I think of you as a fine doctor, and exceptional, who lately, more than ever, has been ongoing called to extraordinary work that you’ve performed with discipline and grace. I don’t think of you as a hero.

Love, Mom

I stay home these days except for walks and hikes. Out there, I notice how elements of theatre have taken hold and we are the players. Without a director, we stage ourselves, keeping 6 feet apart. Some of us are ignorant of the breadth of 6 feet, or possibly we choose to play the role of provocateur or libertarian or villain. For my part, when hiking a rail trail in the Hudson Valley, if someone comes overly-near it feels like a fellow-actor messing up the blocking. I find myself going off-trail into the woods or a creek, as if being swept into the wings. But most hikers move over to their edge of the path with a wave or a nod or even a few words of dialog. Scarves and masks are regular features among our repertoire of elements, and sometimes gloves as well, resulting in altered faces and hands. Our faces have changed, and what will we look like when this particular production has completed its run? 

To close this reflection, let us return to Waiting for Godot.
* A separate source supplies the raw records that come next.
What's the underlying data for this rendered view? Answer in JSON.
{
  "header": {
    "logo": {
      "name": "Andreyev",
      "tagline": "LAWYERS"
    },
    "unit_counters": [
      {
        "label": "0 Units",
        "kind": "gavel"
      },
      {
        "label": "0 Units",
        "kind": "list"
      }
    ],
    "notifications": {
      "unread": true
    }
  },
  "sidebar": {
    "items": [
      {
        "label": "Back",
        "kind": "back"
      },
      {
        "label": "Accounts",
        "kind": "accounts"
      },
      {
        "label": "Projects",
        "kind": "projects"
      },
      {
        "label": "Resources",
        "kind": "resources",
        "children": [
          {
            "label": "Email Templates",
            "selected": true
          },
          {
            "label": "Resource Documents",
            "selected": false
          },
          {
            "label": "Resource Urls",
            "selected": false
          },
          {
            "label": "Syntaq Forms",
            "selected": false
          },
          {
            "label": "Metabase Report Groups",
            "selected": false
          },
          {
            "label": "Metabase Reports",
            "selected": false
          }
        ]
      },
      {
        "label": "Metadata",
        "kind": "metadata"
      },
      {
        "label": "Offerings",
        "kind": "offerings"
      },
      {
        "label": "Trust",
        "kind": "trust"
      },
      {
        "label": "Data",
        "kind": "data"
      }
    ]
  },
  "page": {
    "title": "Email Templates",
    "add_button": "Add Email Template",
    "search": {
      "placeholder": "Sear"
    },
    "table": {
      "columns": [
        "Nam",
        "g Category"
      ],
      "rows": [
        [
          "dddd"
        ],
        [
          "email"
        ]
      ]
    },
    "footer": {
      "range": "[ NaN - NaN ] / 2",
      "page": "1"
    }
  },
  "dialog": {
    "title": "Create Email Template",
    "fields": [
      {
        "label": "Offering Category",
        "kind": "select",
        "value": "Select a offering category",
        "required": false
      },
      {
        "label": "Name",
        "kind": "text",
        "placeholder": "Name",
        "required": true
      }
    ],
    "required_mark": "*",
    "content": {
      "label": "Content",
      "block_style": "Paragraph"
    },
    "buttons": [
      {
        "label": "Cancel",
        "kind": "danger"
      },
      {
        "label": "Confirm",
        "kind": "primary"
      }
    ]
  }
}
Vladimir: Let us not waste our time in idle discourse! (Pause. Vehemently.) Let us do something, while we have the chance! It is not every day that we are needed. Not indeed that we personally are needed. Others would meet the case equally well, if not better. To all mankind they were addressed, those cries for help still ringing in our ears! But at this place, at this moment of time, all mankind is us, whether we like it or not. Let us make the most of it, before it is too late! Let us represent worthily for once the foul brood to which a cruel fate consigned us! What do you say? (Estragon says nothing.)

Who would have thought that Vladimir’s exhortation could have become more ironic and more touching than it already was?